Christopher Nolan's "Inception" as a barcode. Photo via MovieBarcode

It’s one of the classic questions that comes with being a film fanatic. If you end up on the side of movies being entertainment, people think you’re shallow. On the other hand, if you champion the idea of film as art, you come off as pretentious. It’s a lose-lose.

I’m a hopeless romantic, and therefore, I wonder why movies can’t just be both artistically thought provoking, in addition to entertaining. My favorite movies of all time, such as “Children of Men” and “District 9,” are genuinely exciting and entertaining, but also get the mind working like any good piece of art. However, it’s hard to say that I’m a complete proponent of artistic filmmaking when I can’t stop recommending “Piranha 3D” to everyone I meet.

Yes, it’s a question that leads to a lot of debate in the cinematic world. However, there is one thing that cannot be questioned: the work done on MovieBarcode is frame-worthy art.

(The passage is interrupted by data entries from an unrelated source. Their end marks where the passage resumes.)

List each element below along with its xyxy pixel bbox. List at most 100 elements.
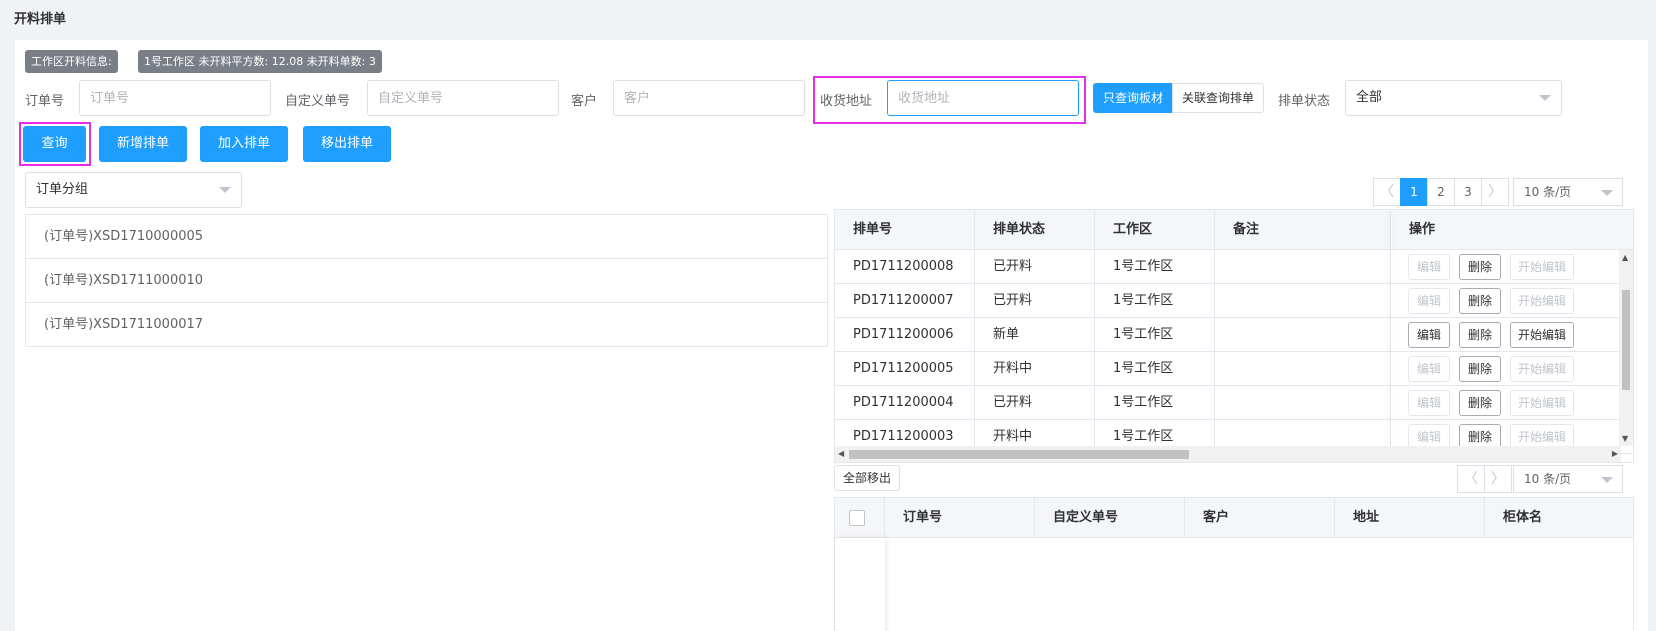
table-row[interactable]: PD1711200008 已开料 1号工作区 编辑 删除 开始编辑 bbox=[835, 250, 1633, 284]
list-item[interactable]: (订单号)XSD1710000005 bbox=[26, 215, 827, 259]
pagination-bottom: 〈 〉 bbox=[1457, 465, 1512, 493]
scroll-left-icon[interactable]: ◀ bbox=[838, 449, 844, 458]
list-item[interactable]: (订单号)XSD1711000010 bbox=[26, 259, 827, 303]
col-custom-no: 自定义单号 bbox=[1035, 498, 1185, 538]
page-size-select-top[interactable]: 10 条/页 bbox=[1513, 178, 1623, 206]
cell-area: 1号工作区 bbox=[1095, 352, 1215, 386]
actions-cell: 编辑 删除 开始编辑 bbox=[1391, 386, 1621, 420]
page-button-1[interactable]: 1 bbox=[1400, 178, 1428, 206]
address-input[interactable] bbox=[887, 80, 1079, 116]
col-workarea: 工作区 bbox=[1095, 210, 1215, 250]
cell-status: 开料中 bbox=[975, 352, 1095, 386]
cell-note bbox=[1215, 352, 1391, 386]
status-select[interactable]: 全部 bbox=[1345, 80, 1562, 116]
order-no-input[interactable] bbox=[79, 80, 271, 116]
join-schedule-button[interactable]: 加入排单 bbox=[200, 126, 288, 162]
prev-page-button[interactable]: 〈 bbox=[1373, 178, 1401, 206]
prev-page-button[interactable]: 〈 bbox=[1457, 465, 1485, 493]
edit-button[interactable]: 编辑 bbox=[1408, 390, 1450, 416]
cell-area: 1号工作区 bbox=[1095, 250, 1215, 284]
table-row[interactable]: PD1711200005 开料中 1号工作区 编辑 删除 开始编辑 bbox=[835, 352, 1633, 386]
workspace-info-tag: 1号工作区 未开料平方数: 12.08 未开料单数: 3 bbox=[138, 50, 382, 73]
edit-button[interactable]: 编辑 bbox=[1408, 322, 1450, 348]
start-edit-button[interactable]: 开始编辑 bbox=[1510, 390, 1574, 416]
table-row[interactable]: PD1711200006 新单 1号工作区 编辑 删除 开始编辑 bbox=[835, 318, 1633, 352]
chevron-down-icon bbox=[1601, 477, 1613, 483]
select-all-checkbox[interactable] bbox=[849, 510, 865, 526]
delete-button[interactable]: 删除 bbox=[1459, 254, 1501, 280]
start-edit-button[interactable]: 开始编辑 bbox=[1510, 288, 1574, 314]
cell-area: 1号工作区 bbox=[1095, 284, 1215, 318]
edit-button[interactable]: 编辑 bbox=[1408, 356, 1450, 382]
fixed-column-shadow bbox=[835, 538, 885, 631]
cell-status: 新单 bbox=[975, 318, 1095, 352]
order-group-value: 订单分组 bbox=[36, 182, 89, 197]
new-schedule-button[interactable]: 新增排单 bbox=[99, 126, 187, 162]
detail-table: 订单号 自定义单号 客户 地址 柜体名 bbox=[834, 497, 1634, 631]
status-label: 排单状态 bbox=[1278, 94, 1331, 109]
delete-button[interactable]: 删除 bbox=[1459, 390, 1501, 416]
order-no-label: 订单号 bbox=[25, 94, 65, 109]
horizontal-scrollbar[interactable]: ◀ ▶ bbox=[835, 446, 1621, 462]
start-edit-button[interactable]: 开始编辑 bbox=[1510, 322, 1574, 348]
edit-button[interactable]: 编辑 bbox=[1408, 254, 1450, 280]
page-size-select-bottom[interactable]: 10 条/页 bbox=[1513, 465, 1623, 493]
scroll-up-icon[interactable]: ▲ bbox=[1622, 253, 1628, 262]
cell-no: PD1711200005 bbox=[835, 352, 975, 386]
table-row[interactable]: PD1711200007 已开料 1号工作区 编辑 删除 开始编辑 bbox=[835, 284, 1633, 318]
customer-label: 客户 bbox=[571, 94, 598, 109]
seg-linked-query[interactable]: 关联查询排单 bbox=[1172, 83, 1265, 113]
remove-all-button[interactable]: 全部移出 bbox=[834, 465, 901, 491]
horizontal-scroll-thumb[interactable] bbox=[849, 450, 1189, 459]
page-button-3[interactable]: 3 bbox=[1454, 178, 1482, 206]
col-order-no: 订单号 bbox=[885, 498, 1035, 538]
col-status: 排单状态 bbox=[975, 210, 1095, 250]
scroll-right-icon[interactable]: ▶ bbox=[1612, 449, 1618, 458]
remove-schedule-button[interactable]: 移出排单 bbox=[303, 126, 391, 162]
chevron-down-icon bbox=[1601, 190, 1613, 196]
actions-cell: 编辑 删除 开始编辑 bbox=[1391, 284, 1621, 318]
cell-status: 已开料 bbox=[975, 250, 1095, 284]
schedule-table: 排单号 排单状态 工作区 备注 操作 PD1711200008 已开料 1号工作区编… bbox=[834, 209, 1634, 463]
scroll-down-icon[interactable]: ▼ bbox=[1622, 434, 1628, 443]
page-title: 开料排单 bbox=[14, 12, 67, 27]
status-select-value: 全部 bbox=[1356, 90, 1383, 105]
next-page-button[interactable]: 〉 bbox=[1484, 465, 1512, 493]
customer-input[interactable] bbox=[613, 80, 805, 116]
page-button-2[interactable]: 2 bbox=[1427, 178, 1455, 206]
cell-status: 已开料 bbox=[975, 386, 1095, 420]
col-select bbox=[835, 498, 885, 538]
col-note: 备注 bbox=[1215, 210, 1391, 250]
fixed-column-shadow bbox=[1391, 210, 1392, 462]
start-edit-button[interactable]: 开始编辑 bbox=[1510, 254, 1574, 280]
actions-cell: 编辑 删除 开始编辑 bbox=[1391, 352, 1621, 386]
next-page-button[interactable]: 〉 bbox=[1481, 178, 1509, 206]
order-group-select[interactable]: 订单分组 bbox=[25, 172, 242, 208]
table-header: 排单号 排单状态 工作区 备注 操作 bbox=[835, 210, 1633, 250]
edit-button[interactable]: 编辑 bbox=[1408, 288, 1450, 314]
start-edit-button[interactable]: 开始编辑 bbox=[1510, 356, 1574, 382]
delete-button[interactable]: 删除 bbox=[1459, 288, 1501, 314]
cell-status: 已开料 bbox=[975, 284, 1095, 318]
vertical-scrollbar[interactable]: ▲ ▼ bbox=[1619, 250, 1633, 446]
list-item[interactable]: (订单号)XSD1711000017 bbox=[26, 303, 827, 347]
query-button[interactable]: 查询 bbox=[23, 126, 86, 162]
col-customer: 客户 bbox=[1185, 498, 1335, 538]
actions-cell: 编辑 删除 开始编辑 bbox=[1391, 318, 1621, 352]
vertical-scroll-thumb[interactable] bbox=[1622, 290, 1630, 390]
delete-button[interactable]: 删除 bbox=[1459, 356, 1501, 382]
table-row[interactable]: PD1711200004 已开料 1号工作区 编辑 删除 开始编辑 bbox=[835, 386, 1633, 420]
chevron-down-icon bbox=[219, 187, 231, 193]
cell-area: 1号工作区 bbox=[1095, 386, 1215, 420]
col-cabinet-name: 柜体名 bbox=[1503, 510, 1543, 525]
custom-no-input[interactable] bbox=[367, 80, 559, 116]
actions-cell: 编辑 删除 开始编辑 bbox=[1391, 250, 1621, 284]
cell-no: PD1711200004 bbox=[835, 386, 975, 420]
col-schedule-no: 排单号 bbox=[835, 210, 975, 250]
delete-button[interactable]: 删除 bbox=[1459, 322, 1501, 348]
seg-board-only[interactable]: 只查询板材 bbox=[1093, 83, 1174, 113]
cell-note bbox=[1215, 250, 1391, 284]
custom-no-label: 自定义单号 bbox=[285, 94, 351, 109]
address-label: 收货地址 bbox=[820, 94, 873, 109]
cell-no: PD1711200007 bbox=[835, 284, 975, 318]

The Tumblr based website creates one or two awesome images everyday by taking an entire feature length film and compacting it into barcode of different color palates and notes. The movies range from Hollywood classics, like “Apocalypse Now” and “Vertigo,” to modern marvels, like “Inception” and “The Social Network.” Even dreck like “Speed Racer” got a barcode, and it looks just as seizure-inducing as the movie itself.

On a basic aesthetic level, most of the barcodes are just gorgeous to look at and can be just as gorgeous as the movies that compose them. The barcode for Guillermo Del Toro’s “Pan’s Labyrinth” is one of my personal favorites, with the rich purples and tans mixing together beautifully. One of the website’s latest entries, made up of the indie film “Enter the Void,” is also quite striking thanks to the random injections of bright blue. It’s eye-catching to say the least.

Minus the alluring visuals, the website’s creations are fascinating to follow a movie’s visual progression. One of the most distinct is a barcode based off of “Predators,” an action-horror sequel that no one would ever confuse for an artistic statement. However, for anyone who has seen the movie, it’s cool to see the barcode progress from the green jungles of the first half of the film into the dark caves and foliage in the second half.

The “Predator 2” barcode does something very similar, moving from light colors to bright blues and purples at the end. I have not seen, much less had any interest, in seeing that movie, but MovieBarcode almost makes it worth a watch. Almost.

That may perhaps be the best aspect of MovieBarcode, which is saying a lot. It takes something that I would never consider interesting and turns it into something visually fascinating. It’s a website that is truly finding the beauty in everything.

Except for “Justin Bieber: Never Say Never.” Even MovieBarcode would have a struggle there.